Die Berliner Friedensuhr

Seit dem Jahr 2003 verleiht das Berliner Komitee für UNESCO-Arbeit e.V. zusammen mit dem Juwelier Jens Lorenz die Friedensuhr.

 

Mit diesem Preis werden Persönlichkeiten oder Institutionen geehrt, die auf der Grundlage der „Allgemeinen Erklärung der Menschenrechte“ der Vereinten Nationen zur Überwindung von Mauern zwischen Rassen, Klassen, Völkern, Nationen, Kulturen, Ideologien, Konfessionen, Parteien und Menschen exemplarisch beigetragen haben.

 

Bei der ersten Präsentation, am 9. November 1989 in den Räumen des Juweliers Lorenz wurde die Berliner Friedensuhr mit der Inschrift „Zeit sprengt alle Mauern“ berühmt, als überraschenderweise gleichzeitig die Öffnung der Berliner Mauer bekannt gegeben wurde.
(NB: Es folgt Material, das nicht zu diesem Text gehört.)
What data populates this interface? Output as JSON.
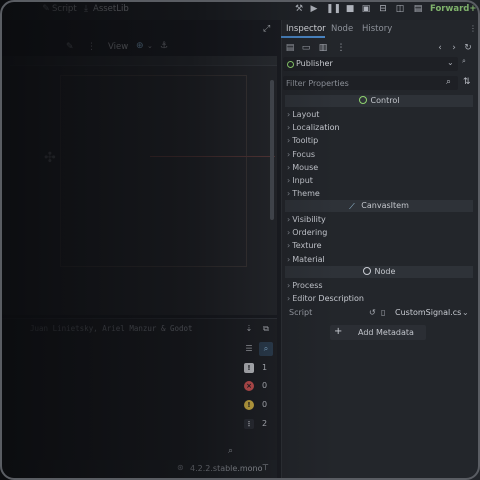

Die Originaluhr, ein Kunstwerk, das drei Meter misst und über zwei Tonnen wiegt, kann in den Räumen des Juweliers besichtigt werden. Mit einer kleinen Replik des Originals wurde die Friedensuhr als Preis gemeinsam vom Berliner Komitee und dem Juwelier Lorenz inzwischen fünfmal vergeben:

 

2009, im 20. Jahr nach dem Fall der Berliner Mauer verlieh das Berliner

Komitee die Berliner Friedensuhr anden damaligen Außenminister Hans-
Dietrich Genscher. Im Bild rechts: Prof. Dr. Hüfner.

 

2003: Avi Primor

Der frühere Botschafter Israels vertrat sein Land in Deutschland von 1993 bis 1999. Die Auszeichnung gilt seinem unermüdlichen Einsatz für die Versöhnung von Deutschland und Israel und seinem Engagement für den Frieden im Nahen Osten.

 

2004: International Atomic Energy Agency

Gewürdigt wurde der unparteiliche Einsatz bei der Aushandlung internationaler Abkommen zur friedlichen Nutzung der Atomenergie.

 

2006: Prinz el Hassan bin Talal von Jordanien

Bei der Preisverleihung wurden die außerordentlichen Verdienste des Prinzen um die Verständigung der Völker gewürdigt, die er sich u.a. durch sein Wirken als Moderator der Weltkonferenz der Religionen für den Frieden, als Präsident des Club of Rome und als Mahner gegen nukleare Gefahr erwarb.

 

2007: Dennis L. Meadows

Der Ökonom Professor Meadows wurde u.a. dafür ausgezeichnet, dass er bereits 1972 in einer Studie die „Grenzen des Wachstums“ aufzeigte und damit einem Thema weltweite Aufmerksamkeit entgegenbrachte, das bis heute aktuell ist.

 

2009: Hans-Dietrich Genscher

Im 20. Jahr nach dem Fall der Berliner Mauer wurde der ehemalige Außenminister der Bundesrepublik Deutschland geehrt. Das Berliner Komitee für UNESCO-Arbeit würdigte das langjährige engagierte Wirken des Außenministers für internationale Versöhnung und Verständigung sowie weltweite Achtung der Menschenrechte und seinen Einsatz bei der Verwirklichung der deutschen Einheit.

 

2011: Willi Lemke

Im November 2011 wurde der ehemalige Sportmanager und Politiker Willi Lemke vom Berliner Komitee für sein langjähriges Wirken als Sonderberater des Generalsekretärs der Vereinten Nationen für Sport im Dienst von Entwicklung und Frieden gewürdigt.